When you have a number of risk factors for any dangerous thing, the odds go up by and incredibly significant amount. Your odds of dying in a car without a seat belt on are still very low, but much higher than without one. It's understable that if at all possible, you would choose not to be in that situation.


In your metaphor, the cop IS the seatbelt. What you're seeing are people complaining about the small number of times that someone has died because they had a seatbelt on, and completely ignoring the massive number of lives saved explicitly because of the seatbelt, and then arguing that people have a right to demand cars without seatbelts.

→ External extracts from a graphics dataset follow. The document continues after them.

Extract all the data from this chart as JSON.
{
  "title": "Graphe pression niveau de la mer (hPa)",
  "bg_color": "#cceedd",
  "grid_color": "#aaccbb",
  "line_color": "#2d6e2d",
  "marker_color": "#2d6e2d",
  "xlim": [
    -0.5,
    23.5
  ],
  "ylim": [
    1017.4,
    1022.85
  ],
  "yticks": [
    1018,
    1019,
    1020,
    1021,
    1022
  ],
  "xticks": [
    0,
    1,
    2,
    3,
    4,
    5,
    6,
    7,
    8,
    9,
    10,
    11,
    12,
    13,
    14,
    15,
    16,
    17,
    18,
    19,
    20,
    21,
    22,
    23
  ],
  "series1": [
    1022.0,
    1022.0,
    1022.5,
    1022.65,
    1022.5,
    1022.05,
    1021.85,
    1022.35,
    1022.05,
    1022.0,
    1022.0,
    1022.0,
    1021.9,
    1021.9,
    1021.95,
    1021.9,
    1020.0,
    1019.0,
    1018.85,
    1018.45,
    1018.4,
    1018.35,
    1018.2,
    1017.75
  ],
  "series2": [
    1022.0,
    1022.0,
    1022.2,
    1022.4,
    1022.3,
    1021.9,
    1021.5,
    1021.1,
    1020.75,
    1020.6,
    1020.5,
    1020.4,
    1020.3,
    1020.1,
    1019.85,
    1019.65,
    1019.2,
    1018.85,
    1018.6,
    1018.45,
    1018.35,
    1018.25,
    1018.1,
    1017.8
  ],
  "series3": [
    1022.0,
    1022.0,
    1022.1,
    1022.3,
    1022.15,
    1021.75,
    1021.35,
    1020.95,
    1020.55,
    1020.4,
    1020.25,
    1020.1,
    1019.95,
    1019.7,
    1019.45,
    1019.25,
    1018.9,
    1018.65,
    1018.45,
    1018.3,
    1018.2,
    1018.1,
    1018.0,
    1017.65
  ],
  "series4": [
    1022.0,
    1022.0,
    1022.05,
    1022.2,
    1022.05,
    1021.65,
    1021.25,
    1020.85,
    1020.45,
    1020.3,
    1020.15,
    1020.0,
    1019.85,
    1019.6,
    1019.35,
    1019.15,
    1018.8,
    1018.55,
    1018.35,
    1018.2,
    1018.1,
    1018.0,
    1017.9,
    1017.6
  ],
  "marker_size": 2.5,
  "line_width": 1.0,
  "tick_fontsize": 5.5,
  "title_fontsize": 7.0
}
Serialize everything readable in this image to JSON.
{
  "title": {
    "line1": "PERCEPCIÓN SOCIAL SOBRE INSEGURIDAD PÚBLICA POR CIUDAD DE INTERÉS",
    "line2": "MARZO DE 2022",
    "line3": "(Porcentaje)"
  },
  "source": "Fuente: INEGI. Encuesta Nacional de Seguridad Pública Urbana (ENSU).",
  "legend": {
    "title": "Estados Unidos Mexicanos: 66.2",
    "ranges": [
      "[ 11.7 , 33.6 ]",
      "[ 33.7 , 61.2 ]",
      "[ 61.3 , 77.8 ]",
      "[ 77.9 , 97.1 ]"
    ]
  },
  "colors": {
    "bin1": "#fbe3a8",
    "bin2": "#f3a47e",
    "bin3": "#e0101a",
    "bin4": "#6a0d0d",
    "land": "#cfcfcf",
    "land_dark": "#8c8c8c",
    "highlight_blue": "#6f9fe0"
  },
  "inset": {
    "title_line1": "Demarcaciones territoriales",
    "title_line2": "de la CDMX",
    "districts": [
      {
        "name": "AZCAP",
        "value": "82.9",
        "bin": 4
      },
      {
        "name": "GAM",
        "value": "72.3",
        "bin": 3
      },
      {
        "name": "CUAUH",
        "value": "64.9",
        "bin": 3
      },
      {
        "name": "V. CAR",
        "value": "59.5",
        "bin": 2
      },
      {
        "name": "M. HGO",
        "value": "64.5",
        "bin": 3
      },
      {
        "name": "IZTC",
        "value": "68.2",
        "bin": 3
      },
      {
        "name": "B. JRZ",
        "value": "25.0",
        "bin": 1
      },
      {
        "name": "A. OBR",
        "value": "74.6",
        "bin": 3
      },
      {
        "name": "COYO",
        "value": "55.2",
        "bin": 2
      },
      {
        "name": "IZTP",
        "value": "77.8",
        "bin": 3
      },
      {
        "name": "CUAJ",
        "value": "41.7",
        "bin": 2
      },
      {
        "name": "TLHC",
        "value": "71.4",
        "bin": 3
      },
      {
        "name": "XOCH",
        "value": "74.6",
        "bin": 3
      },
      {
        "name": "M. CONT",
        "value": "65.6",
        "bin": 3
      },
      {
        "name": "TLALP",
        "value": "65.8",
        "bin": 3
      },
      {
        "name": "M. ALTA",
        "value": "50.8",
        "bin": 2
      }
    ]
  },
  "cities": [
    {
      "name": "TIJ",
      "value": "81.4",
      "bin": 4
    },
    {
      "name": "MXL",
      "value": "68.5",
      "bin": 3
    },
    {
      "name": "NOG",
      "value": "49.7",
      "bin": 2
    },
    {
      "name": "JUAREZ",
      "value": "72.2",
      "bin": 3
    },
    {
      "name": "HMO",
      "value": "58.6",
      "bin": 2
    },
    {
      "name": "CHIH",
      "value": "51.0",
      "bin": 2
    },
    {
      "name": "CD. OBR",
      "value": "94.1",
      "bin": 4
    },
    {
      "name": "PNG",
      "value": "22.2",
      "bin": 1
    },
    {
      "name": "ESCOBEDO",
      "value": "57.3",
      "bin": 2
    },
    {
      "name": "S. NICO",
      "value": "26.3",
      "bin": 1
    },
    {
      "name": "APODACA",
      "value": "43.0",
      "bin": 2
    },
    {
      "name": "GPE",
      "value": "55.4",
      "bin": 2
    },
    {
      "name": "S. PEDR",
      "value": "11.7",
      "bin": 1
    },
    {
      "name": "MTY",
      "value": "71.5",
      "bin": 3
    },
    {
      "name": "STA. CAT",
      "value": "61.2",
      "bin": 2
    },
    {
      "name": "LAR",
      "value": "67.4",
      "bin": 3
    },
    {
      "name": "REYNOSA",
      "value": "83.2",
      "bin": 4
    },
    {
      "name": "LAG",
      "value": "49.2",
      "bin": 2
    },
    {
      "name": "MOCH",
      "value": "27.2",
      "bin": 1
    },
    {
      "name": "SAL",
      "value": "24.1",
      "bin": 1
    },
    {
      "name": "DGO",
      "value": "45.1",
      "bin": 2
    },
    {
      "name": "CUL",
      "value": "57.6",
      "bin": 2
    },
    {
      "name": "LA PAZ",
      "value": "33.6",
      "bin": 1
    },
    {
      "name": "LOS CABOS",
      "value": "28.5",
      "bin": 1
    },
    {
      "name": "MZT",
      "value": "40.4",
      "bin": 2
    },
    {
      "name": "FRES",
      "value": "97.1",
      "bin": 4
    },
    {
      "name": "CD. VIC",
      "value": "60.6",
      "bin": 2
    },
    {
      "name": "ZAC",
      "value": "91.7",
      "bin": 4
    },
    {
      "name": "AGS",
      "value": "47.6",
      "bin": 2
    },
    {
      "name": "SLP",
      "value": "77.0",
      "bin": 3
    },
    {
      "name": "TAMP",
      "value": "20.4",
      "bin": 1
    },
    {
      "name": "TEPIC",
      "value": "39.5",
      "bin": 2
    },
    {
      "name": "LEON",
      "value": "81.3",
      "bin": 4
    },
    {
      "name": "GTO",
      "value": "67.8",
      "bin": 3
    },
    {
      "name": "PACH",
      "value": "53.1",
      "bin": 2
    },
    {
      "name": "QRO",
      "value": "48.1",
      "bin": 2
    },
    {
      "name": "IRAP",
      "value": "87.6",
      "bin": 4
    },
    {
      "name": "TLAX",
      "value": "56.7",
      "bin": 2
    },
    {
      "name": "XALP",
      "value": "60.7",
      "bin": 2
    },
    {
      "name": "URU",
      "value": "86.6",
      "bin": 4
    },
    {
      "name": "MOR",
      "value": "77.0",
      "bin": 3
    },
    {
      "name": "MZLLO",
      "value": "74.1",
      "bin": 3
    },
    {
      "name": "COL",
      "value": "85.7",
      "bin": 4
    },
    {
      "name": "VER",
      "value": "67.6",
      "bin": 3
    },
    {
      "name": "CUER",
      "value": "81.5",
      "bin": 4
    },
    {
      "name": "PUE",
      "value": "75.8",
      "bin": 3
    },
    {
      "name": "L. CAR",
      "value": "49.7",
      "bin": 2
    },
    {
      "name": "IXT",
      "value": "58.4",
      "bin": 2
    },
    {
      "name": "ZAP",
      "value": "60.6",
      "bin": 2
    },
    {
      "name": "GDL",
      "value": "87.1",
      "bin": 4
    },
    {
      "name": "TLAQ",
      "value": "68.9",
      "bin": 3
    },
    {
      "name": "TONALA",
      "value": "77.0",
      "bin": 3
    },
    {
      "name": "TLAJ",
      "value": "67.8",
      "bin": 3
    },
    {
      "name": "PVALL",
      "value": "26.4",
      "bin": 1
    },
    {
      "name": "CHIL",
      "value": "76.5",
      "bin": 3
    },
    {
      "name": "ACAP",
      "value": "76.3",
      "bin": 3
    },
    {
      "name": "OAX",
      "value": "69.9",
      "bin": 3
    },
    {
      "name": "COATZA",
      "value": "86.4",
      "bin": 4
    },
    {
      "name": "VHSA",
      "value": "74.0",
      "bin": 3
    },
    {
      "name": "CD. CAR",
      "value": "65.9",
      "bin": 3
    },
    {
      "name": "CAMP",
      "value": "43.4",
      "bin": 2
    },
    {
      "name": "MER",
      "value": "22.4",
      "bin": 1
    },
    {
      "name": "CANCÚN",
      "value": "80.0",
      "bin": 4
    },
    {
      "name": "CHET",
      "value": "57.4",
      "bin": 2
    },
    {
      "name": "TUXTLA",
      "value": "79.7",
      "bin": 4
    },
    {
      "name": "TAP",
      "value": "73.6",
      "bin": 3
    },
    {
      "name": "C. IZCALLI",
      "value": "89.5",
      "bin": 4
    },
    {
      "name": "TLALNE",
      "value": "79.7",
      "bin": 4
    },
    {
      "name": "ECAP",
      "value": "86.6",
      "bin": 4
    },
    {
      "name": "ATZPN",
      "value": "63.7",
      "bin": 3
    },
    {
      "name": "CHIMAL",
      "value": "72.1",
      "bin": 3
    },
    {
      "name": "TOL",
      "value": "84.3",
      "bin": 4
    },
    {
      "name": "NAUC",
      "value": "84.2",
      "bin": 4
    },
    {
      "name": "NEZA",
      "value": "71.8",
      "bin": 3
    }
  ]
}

If you really want to play this probability game, you need to factor in both the risk of being shot by an officer, and the reduce the risk of being harmed in some other way due to the presence of the officer.


We don't know the individual's risk factors for being shot in a Starbucks (or at/around a business open to the public), but it's probably higher with five armed police than with none. I'd be interested to know the comparison there between demographics and neighborhoods.

I'd be pissed if I were asked to leave too under these circumstances but they're being lame about it. It's still possible that both the customer and the employee were being paranoid or assholes but it's one thing to be upset and another to act like they have no idea why this would happen and blame everyone else for their deservedly shit reputation.